Pneumococcal FtsZ displays double-ring patterns. Pneumococcal cells expressing the endogenous FtsZ-spDendra2 fusion (spMJ40) (A and C) or the ectopic spDendra2-FtsZ fusion (spCM72) (B) were either fixed (A and B) or directly imaged (C) at an OD₆₀₀ of 0.3. Bright-field (a), diffraction-limited (b), and reconstructed PALM (c) images are shown. Scale bars = 250 nm.

FIG 7

Model of the nanostructure of the Z-ring in the cell cycle of ovococci. At the onset of a division cycle, FtsZ molecules (represented as light-pink squares) polymerize and form heterogeneous clusters, which are distributed within an ~95-nm-thick ring-like structure (the so-called Z-ring) at midcell. Three alternative paths are then proposed. In the first path (1), the predivisional Z-ring directly proceeds to constriction. In the second path (2), the single predivisional ring duplicates into two functional rings that progressively separate as the cell wall is synthesized at the division site (interpeak distances ranging from 50 to 300 nm). Upon constriction, the distance separating the double Z-rings decreases, and the unresolved rings are eventually imaged as an ~127-nm-thick single ring at midcell. In both paths, the FtsZ molecules start disassembling from the parental division site at stage iii and two new predivisional Z-rings appear at the future division sites of the daughter cells. Each newborn daughter cell will eventually display a single stage i Z-ring. In the third path (3), double rings are not functional for division and they are potentially resolved by an unknown proofreading or stress response mechanism.

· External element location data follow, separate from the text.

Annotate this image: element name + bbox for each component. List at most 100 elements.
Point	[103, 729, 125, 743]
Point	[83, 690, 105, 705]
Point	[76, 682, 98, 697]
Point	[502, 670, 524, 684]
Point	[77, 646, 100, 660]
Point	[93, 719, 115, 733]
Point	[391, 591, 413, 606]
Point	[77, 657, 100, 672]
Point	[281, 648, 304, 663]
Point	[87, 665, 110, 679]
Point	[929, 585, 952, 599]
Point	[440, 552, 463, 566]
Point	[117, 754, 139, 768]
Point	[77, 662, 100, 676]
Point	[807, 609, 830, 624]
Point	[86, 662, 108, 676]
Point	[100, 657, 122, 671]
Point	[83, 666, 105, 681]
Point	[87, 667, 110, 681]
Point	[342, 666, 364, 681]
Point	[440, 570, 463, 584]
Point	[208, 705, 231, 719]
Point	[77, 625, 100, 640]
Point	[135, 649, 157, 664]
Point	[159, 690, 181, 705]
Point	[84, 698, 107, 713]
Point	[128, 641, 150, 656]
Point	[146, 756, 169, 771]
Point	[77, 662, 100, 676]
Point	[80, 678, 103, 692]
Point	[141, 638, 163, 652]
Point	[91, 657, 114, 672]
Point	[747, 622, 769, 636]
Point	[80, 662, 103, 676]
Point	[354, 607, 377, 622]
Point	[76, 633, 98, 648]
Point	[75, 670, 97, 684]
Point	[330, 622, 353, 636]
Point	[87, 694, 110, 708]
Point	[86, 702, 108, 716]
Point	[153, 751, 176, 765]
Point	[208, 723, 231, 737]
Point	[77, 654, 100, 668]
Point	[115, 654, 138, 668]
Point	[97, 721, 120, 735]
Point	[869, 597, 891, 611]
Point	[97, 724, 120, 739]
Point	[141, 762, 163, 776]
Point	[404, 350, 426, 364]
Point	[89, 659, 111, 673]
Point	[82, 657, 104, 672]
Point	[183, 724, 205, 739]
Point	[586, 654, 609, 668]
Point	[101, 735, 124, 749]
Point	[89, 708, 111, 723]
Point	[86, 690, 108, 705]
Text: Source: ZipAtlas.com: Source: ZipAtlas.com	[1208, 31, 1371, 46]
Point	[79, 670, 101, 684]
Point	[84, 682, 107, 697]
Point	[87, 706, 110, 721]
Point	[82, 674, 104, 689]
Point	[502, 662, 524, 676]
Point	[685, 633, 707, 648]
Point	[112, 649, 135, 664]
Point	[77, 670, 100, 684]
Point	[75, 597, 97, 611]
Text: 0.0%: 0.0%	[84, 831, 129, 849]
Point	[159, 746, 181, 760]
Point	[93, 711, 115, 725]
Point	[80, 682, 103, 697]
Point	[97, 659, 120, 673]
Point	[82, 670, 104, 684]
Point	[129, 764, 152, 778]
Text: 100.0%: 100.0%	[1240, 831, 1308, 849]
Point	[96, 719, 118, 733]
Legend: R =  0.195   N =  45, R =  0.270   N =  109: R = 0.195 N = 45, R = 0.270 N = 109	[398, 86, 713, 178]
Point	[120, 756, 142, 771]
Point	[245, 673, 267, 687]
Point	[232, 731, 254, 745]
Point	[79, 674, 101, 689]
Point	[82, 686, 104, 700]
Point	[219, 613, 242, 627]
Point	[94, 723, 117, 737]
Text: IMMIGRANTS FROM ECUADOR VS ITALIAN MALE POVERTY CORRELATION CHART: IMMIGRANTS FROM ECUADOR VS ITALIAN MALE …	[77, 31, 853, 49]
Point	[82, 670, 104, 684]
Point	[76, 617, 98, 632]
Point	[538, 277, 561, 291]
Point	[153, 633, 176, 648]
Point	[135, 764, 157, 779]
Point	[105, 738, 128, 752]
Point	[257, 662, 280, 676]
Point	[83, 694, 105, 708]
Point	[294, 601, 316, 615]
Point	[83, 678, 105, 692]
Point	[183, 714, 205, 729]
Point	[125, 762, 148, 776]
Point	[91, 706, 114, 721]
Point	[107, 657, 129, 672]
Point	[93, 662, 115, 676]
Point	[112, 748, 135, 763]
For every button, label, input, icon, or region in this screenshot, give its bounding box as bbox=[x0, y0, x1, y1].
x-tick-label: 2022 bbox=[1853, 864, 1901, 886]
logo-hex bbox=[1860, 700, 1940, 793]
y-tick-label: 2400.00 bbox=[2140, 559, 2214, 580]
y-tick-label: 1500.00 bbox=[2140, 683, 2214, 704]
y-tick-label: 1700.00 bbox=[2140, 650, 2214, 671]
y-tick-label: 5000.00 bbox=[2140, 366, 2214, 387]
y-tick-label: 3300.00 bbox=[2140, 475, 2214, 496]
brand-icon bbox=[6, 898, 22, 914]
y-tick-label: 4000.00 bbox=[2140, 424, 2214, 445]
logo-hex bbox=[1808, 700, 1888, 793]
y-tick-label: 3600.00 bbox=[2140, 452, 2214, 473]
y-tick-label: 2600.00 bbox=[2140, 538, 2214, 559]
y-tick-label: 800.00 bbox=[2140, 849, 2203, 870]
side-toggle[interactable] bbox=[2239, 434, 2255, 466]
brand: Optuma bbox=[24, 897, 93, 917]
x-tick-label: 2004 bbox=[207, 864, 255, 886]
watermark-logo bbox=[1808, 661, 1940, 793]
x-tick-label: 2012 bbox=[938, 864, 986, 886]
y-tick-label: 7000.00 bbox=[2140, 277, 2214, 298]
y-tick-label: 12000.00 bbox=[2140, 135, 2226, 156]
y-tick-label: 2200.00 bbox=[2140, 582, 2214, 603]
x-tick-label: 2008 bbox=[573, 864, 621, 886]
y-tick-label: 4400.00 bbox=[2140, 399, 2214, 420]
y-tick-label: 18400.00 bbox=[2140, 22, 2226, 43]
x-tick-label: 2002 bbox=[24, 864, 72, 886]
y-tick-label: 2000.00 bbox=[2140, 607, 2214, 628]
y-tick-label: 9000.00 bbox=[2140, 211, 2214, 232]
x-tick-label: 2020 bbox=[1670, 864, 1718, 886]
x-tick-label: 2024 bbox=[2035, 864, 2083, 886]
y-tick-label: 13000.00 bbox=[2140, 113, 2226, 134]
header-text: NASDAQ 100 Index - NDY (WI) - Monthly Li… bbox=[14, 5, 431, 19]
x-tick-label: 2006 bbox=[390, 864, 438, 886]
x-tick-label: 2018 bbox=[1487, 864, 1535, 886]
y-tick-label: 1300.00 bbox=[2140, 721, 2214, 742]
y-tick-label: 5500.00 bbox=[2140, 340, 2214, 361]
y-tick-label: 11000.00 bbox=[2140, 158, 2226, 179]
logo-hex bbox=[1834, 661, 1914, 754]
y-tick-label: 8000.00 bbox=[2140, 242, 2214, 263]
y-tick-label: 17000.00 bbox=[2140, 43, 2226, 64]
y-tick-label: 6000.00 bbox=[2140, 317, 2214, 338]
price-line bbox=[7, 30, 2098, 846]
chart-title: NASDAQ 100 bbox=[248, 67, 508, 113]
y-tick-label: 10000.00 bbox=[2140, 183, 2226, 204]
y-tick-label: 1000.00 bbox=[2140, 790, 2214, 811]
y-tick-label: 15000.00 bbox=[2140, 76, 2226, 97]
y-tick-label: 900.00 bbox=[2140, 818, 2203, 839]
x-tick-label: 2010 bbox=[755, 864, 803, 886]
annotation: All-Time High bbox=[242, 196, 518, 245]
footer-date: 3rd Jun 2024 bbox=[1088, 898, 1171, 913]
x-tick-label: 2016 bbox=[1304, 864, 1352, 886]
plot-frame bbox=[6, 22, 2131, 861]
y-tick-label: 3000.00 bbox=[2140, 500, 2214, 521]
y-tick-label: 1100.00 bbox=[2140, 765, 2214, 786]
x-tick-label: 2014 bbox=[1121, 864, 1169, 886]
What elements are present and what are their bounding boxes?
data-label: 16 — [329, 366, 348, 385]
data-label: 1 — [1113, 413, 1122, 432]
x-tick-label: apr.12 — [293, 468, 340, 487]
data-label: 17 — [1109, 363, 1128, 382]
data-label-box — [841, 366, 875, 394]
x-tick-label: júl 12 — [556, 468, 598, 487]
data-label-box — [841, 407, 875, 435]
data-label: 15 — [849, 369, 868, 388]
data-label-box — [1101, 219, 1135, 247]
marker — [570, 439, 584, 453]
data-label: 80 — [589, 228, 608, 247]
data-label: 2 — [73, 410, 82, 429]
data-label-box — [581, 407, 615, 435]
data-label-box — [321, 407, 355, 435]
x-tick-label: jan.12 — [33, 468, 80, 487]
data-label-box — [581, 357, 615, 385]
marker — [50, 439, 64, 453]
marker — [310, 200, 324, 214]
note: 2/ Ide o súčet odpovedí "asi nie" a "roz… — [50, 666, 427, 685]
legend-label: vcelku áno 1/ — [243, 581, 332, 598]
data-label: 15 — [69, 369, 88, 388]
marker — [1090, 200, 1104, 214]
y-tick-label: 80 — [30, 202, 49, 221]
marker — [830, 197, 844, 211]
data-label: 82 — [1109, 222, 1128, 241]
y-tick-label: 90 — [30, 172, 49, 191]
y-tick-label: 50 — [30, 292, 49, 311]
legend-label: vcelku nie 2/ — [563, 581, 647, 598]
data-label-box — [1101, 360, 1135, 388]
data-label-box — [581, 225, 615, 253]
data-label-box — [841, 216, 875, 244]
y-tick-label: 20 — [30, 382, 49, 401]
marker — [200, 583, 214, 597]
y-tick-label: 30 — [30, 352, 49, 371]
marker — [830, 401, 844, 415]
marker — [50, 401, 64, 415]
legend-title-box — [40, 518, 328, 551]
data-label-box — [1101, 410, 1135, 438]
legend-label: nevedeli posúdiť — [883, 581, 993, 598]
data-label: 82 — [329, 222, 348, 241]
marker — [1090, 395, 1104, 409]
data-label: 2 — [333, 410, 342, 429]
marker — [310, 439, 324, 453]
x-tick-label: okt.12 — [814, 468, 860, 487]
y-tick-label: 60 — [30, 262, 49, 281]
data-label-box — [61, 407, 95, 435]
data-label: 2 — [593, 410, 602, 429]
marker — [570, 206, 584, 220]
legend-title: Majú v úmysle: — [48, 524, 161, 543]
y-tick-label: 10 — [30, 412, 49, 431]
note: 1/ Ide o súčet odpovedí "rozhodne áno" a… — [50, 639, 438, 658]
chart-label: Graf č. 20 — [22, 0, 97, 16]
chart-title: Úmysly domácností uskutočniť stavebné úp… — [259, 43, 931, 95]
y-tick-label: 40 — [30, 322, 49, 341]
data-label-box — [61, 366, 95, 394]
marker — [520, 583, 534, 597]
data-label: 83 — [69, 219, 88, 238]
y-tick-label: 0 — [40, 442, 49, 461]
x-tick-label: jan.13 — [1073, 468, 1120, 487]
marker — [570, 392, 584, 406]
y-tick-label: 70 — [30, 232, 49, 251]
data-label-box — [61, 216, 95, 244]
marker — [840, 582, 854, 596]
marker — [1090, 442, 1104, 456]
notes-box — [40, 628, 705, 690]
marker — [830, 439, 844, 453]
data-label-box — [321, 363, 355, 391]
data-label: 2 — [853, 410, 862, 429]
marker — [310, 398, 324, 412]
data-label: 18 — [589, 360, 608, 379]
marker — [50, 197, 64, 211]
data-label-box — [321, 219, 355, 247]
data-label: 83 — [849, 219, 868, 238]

Blue boxes frame regions that have been magnified to illustrate the heterogeneous and clustered arrangement of the Z-ring, the splitting of the predivisional Z-ring before constriction, and the thickening of the apparent single Z-ring at stage ii. Dimensions measured in this work are indicated. Purple-red areas represent regions with high FtsZ density (FtsZ clusters). These regions have been magnified to illustrate the presence of FtsZ filaments (pink rectangles), potentially connected by FtsZ partners (green triangles). Gray areas represent regions of cell wall synthesis.